Dois distritos (Xai-Xai, no sul do país e Maganja da Costa do norte) foram intencionalmente selecionados para realizar a avaliação.

Dados primários foram recolhidos como parte da avaliação, empregando uma combinação de métodos quantitativos e qualitativos. Um questionário estruturado foi aplicado a um total de 672 famílias proporcionando dados estatisticamente representativos ao nível do distrito.

Os dados qualitativos foram recolhidos através de discussões de grupo e entrevistas de informantes-chave.

© UNICEF/MOZA-02492/T.Delvigne-Jean

Resumo dos resultados

A pesquisa constatou que a percentagem de crianças de 0-17 anos no distrito urbano de Xai-Xai, cujo nascimento foi registado, subiu de 25,9 por cento em 2006 (ou seja antes do início da campanha de aceleramento do registo de nascimento), para 70,0 por cento em 2008. No distrito rural de Maganja da Costa, o aumento foi maior, de 3,0 por cento para 60.0 por cento.
O impacto do programa foi particularmente alto em áreas rurais onde as brigadas móveis foram empregues para alcançar comunidades remotas.

Sendo 21 por cento das crianças registadas órfãs (paterno, materno ou de ambos os pais), a taxa de registo entre órfãos foi ligeiramente maior do que entre os não órfãos, comprovando a eficácia do foco do programa sobre as crianças órfãs e vulneráveis.

A análise por quintil de riqueza mostrou que o acesso ao serviço de registo não diferiu de forma significativa entre os quintis.

Os dados também mostraram que 60 por cento dos casos de não registo de crianças foram devido ao conhecimento ou entendimento limitado de quem cuida delas, sobre a importância e o funcionamento do sistema de registo civil, demonstrando a importância das intervenções de mobilização social.
 
A avaliação mostrou que a percentagem de recém nascidos que foi registada manteve-se relativamente baixa, de 5 por cento em comparação com 30-40 por cento dos 5-9 anos de idade.

As actividades de comunicação sobre a importância do registo de nascimento foram intensificadas e será dada especial atenção às influências culturais subjacentes a esta tendência.
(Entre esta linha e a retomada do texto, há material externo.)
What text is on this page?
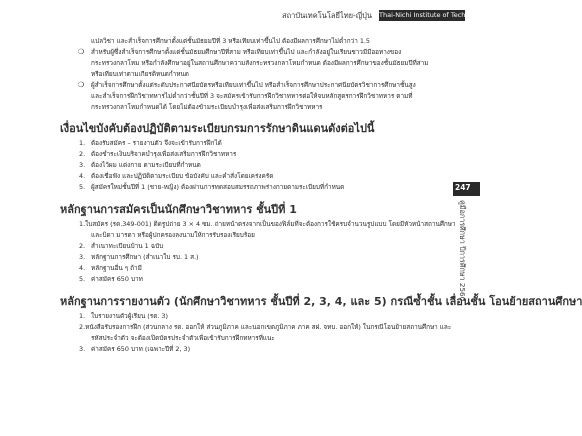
สถาบันเทคโนโลยีไทย-ญี่ปุ่น Thai-Nichi Institute of Technology
247
คู่มือการศึกษา ปีการศึกษา 2560
แปลวิชา และสำเร็จการศึกษาตั้งแต่ชั้นมัธยมปีที่ 3 หรือเทียบเท่าขึ้นไป ต้องมีผลการศึกษาไม่ต่ำกว่า 1.5
❍	สำหรับผู้ซึ่งสำเร็จการศึกษาตั้งแต่ชั้นมัธยมศึกษาปีที่สาม หรือเทียบเท่าขึ้นไป และกำลังอยู่ในเรียนชาวมีมืออทางของ
กระทรวงกลาโหม หรือกำลังศึกษาอยู่ในสถานศึกษาความสังกระทรวงกลาโหมกำหนด ต้องมีผลการศึกษาของชั้นมัธยมปีที่สาม
หรือเทียบเท่าตามเกียรติหนดกำหนด
❍	ผู้สำเร็จการศึกษาตั้งแต่ระดับประกาศนียบัตรหรือเทียบเท่าขึ้นไป หรือสำเร็จการศึกษาประกาศนียบัตรวิชาการศึกษาชั้นสูง
และสำเร็จการฝึกวิชาทหารไม่ต่ำกว่าชั้นปีที่ 3 จะสมัครเข้ารับการฝึกวิชาทหารต่อให้จบหลักสูตรการฝึกวิชาทหาร ตามที่
กระทรวงกลาโหมกำหนดได้ โดยไม่ต้องข้ามระเบียบบำรุงเพื่อส่งเสริมการฝึกวิชาทหาร
เงื่อนไขบังคับต้องปฏิบัติตามระเบียบกรมการรักษาดินแดนดังต่อไปนี้
1. ต้องรับสมัคร – รายงานตัว จึงจะเข้ารับการฝึกได้
2. ต้องชำระเงินบริจาคบำรุงเพื่อส่งเสริมการฝึกวิชาทหาร
3. ต้องไว้ผม แต่งกาย ตามระเบียบที่กำหนด
4. ต้องเชื่อฟัง และปฏิบัติตามระเบียบ ข้อบังคับ และคำสั่งโดยเคร่งครัด
5. ผู้สมัครใหม่ชั้นปีที่ 1 (ชาย-หญิง) ต้องผ่านการทดสอบสมรรถภาพร่างกายตามระเบียบที่กำหนด
หลักฐานการสมัครเป็นนักศึกษาวิชาทหาร ชั้นปีที่ 1
1. ใบสมัคร (รด.349-001) ติดรูปถ่าย 3 × 4 ซม. ถ่ายหน้าตรงจากเป็นของฟิล์มที่จะต้องการใช้ครบจำนวนรูปแบบ โดยมีหัวหน้าสถานศึกษา
และบิดา มารดา หรือผู้ปกครองลงนามให้การรับรองเรียบร้อย
2. สำเนาทะเบียนบ้าน 1 ฉบับ
3. หลักฐานการศึกษา (สำเนาใบ รบ. 1 ส.)
4. หลักฐานอื่น ๆ ถ้ามี
5. ค่าสมัคร 650 บาท
หลักฐานการรายงานตัว (นักศึกษาวิชาทหาร ชั้นปีที่ 2, 3, 4, และ 5) กรณีซ้ำชั้น เลื่อนชั้น โอนย้ายสถานศึกษา
1. ใบรายงานตัวผู้เรียน (รด. 3)
2. หนังสือรับรองการฝึก (ส่วนกลาง รด. ออกให้ ส่วนภูมิภาค และนอกเขตภูมิภาค ภาค สฝ. จทบ. ออกให้) ในกรณีโอนย้ายสถานศึกษา และ
รหัสประจำตัว จะต้องเปิดบัตรประจำตัวเพื่อเข้ารับการฝึกทหารที่แนะ
3. ค่าสมัคร 650 บาท (เฉพาะปีที่ 2, 3)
Isto será particularmente importante na fase de rotina a fim de evitar um atraso futuro.

A avaliação recomendou que a mobilização social futura seja cada vez mais adaptada às diferentes regiões do país, através de um envolvimento mais activo dos Institutos de Comunicação Social nas províncias e dos líderes comunitários.

A avaliação também apresenta uma série de recomendações de importância estratégica em relação à formação, o papel e supervisão dos agentes de registo, os mecanismos de planificação e coordenação, e a operacionalização do sistema de informação de rotina do registo de nascimento.

Estas recomendações foram tidas em conta na implementação de novas actividades de campanha, através do ajustamento da planificação e implementação.